It might be 50 days after Michelle “Moana” Amuli’s death, but her father, Ishmael, is still failing to come to terms with her horrific demise.
Although Moana featured in a number of videos, it is her appearance in Jah Prayzah’s “Munyaradzi” that created a buzz and catapulted her to fame.
However, her moment in the sun was short-lived, as she died in a car accident in the early hours of Sunday, November 8, 2020. The accident also claimed the lives of socialite Genius Kadungure, Limumba Karim and Elisha.
Moana’s burial was not without its fair share of controversy as her estranged parents haggled over how she would be buried.
It only took the intervention of the court to settle the dispute.
She might have been buried, but her father is still grieving.
Ishmael Amuli told The Sunday Mail Society that his daughter’s death has cast a shadow over this year’s festive season.
“It has been some time now since we buried her, but my heart still bleeds in such a way that sometimes I find myself in tears,” he said.
“For two years we were not on talking terms, but at least I knew she was out there. I wish we had mended our relationship earlier, maybe she would not have died.”
Moana, who was born in 1994, was Amuli and Yolanda Kuvaoga’s first born child.
He, however, had another daughter from a previous relationship.
Being of a Muslim background, Amuli said from the onset, his union with Kuvaoga was rocky as she loved drinking and smoking.
She would often leave Moana under the care of her maternal grandmother who lived close by, as she went drinking at a nearby shebeen while Amuli was away at work.
By the time Moana was eight months old, her mother abandoned her and relocated to Marondera before moving to South Africa.
This forced Amuli, who by then worked at Hot Bread Bakeries, to grant custody of baby Moana to the grandmother.
“She betrayed me but I still loved my then youthful wife, hence I tried to convince her to come back home, but she refused,” he said.
Amuli would provide supplementary milk and other provisions for his daughter.
However, the grandmother tragically died when Moana was three years old and had to move back in with her father.
“That was tough. I would clean up, feed her and leave her under the care of neighbours before going to work,” he remembers.
In 1999, Amuli remarried before enrolling Moana at Highfield’s Zororo Centre that same year.
In 2000, she proceeded to Kudzanai Primary and Highfield High 2 for Form One and Form Two before transferring to Kopas Secondary when the family relocated to Kuwadzana.
Managing only two Ordinary Level passes, she was forced to repeat at Face to Face Academy.
It is during her days at the college that she eloped with Kuwadzana lover, Lloyd Chipomho.
The union resulted in the birth of Tyra — their only daughter.
“It was devastating when she fell pregnant, but being the only parent in her life, I had to be there for her,” he said.
“Later, she joined Greenworld Network Marketing and as things went well for her, the union with Chipomho fell apart.”
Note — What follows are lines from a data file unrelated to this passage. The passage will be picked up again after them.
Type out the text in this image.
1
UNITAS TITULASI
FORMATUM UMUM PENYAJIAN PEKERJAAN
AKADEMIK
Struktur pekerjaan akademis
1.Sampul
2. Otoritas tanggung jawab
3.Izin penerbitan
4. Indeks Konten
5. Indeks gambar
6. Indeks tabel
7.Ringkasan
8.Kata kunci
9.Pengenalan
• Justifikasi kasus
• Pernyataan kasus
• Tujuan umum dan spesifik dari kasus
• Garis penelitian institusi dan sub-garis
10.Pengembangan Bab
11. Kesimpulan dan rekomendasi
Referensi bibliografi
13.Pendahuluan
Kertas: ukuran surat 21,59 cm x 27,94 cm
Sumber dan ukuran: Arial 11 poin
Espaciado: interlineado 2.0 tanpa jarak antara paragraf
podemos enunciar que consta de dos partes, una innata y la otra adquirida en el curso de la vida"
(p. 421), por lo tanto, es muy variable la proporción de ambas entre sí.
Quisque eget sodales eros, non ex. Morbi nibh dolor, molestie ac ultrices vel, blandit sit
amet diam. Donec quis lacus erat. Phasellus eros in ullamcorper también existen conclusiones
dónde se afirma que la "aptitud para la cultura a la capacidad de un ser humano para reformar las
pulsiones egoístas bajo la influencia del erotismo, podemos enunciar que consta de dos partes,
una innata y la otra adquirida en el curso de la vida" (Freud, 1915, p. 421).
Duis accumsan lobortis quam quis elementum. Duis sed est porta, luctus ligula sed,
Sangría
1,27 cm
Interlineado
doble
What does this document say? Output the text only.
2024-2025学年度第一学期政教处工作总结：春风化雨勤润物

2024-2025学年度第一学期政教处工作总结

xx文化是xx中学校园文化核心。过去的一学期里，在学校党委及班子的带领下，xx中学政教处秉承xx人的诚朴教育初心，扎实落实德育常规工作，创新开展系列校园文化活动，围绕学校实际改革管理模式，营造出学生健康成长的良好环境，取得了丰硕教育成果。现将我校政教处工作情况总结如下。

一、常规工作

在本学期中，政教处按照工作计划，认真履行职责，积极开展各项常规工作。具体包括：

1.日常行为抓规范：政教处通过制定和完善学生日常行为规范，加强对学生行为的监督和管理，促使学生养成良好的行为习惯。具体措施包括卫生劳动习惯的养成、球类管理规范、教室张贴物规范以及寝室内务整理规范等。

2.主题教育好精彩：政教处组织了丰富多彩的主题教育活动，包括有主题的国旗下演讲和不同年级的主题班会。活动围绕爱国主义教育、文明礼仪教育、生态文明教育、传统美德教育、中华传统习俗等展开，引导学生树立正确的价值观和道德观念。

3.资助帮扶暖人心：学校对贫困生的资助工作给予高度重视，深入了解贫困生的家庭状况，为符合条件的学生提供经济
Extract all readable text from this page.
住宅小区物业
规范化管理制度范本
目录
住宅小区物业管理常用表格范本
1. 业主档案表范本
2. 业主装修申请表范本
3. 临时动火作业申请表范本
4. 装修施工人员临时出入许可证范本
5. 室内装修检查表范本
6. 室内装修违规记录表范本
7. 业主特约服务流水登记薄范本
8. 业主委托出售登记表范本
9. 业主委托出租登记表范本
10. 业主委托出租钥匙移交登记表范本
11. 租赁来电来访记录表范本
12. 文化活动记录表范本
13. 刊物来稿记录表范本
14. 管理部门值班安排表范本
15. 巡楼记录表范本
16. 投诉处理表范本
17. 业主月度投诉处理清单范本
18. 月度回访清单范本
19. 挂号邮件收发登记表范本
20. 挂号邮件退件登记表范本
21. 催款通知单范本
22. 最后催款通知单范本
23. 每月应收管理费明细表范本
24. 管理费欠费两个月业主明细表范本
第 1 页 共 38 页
Amuli, who by that time had relocated to Domboshava, took in Moana’s daughter.
She would visit and provide for the upkeep of her daughter until she ventured into music.
The father was not happy with her newly chosen path but she was adamant.
On December 23, 2018, father and daughter clashed after the former tried talking her out of her chosen career.
She subsequently took her daughter away.
That was the last time the two communicated.
“I slapped her that day. That is the last time I ever saw her alive and it kills me to realise it is now too late. I should have saved her earlier,” reminisces Amuli.
“When she became famous, the mother returned from South Africa and they were now very close, which leaves me thinking that she misled her to death.”
He still has not yet forgiven his estranged wife.
Kuvaoga was recently at Amuli’s Domboshava residence where she wreaked havoc.
“Moana’s daughter was here for two weeks, so when she heard that the kid was here, she came with a commuter omnibus full of thugs to assault me,” fumed Amuli.
“I am bitter. First, she abandoned our daughter at a time that she really needed a mother only to emerge years later and lead her to the grave.
“This may have been a bad example to her siblings but we all have learnt so much from it.”
Amuli said he will not be part of the memorial service that Kuvaoga has planned for Moana in Highfield.
Moana’s stepmother weighed in: “I came into the picture when she was still five and growing up. Moana was a well-disciplined girl. I accompanied her to school on her first day and watched her grow.
“Giving birth to Tyra, she knew how to be a good mother, but things just turned for the worse when she rose to fame. It hurts that she is gone.”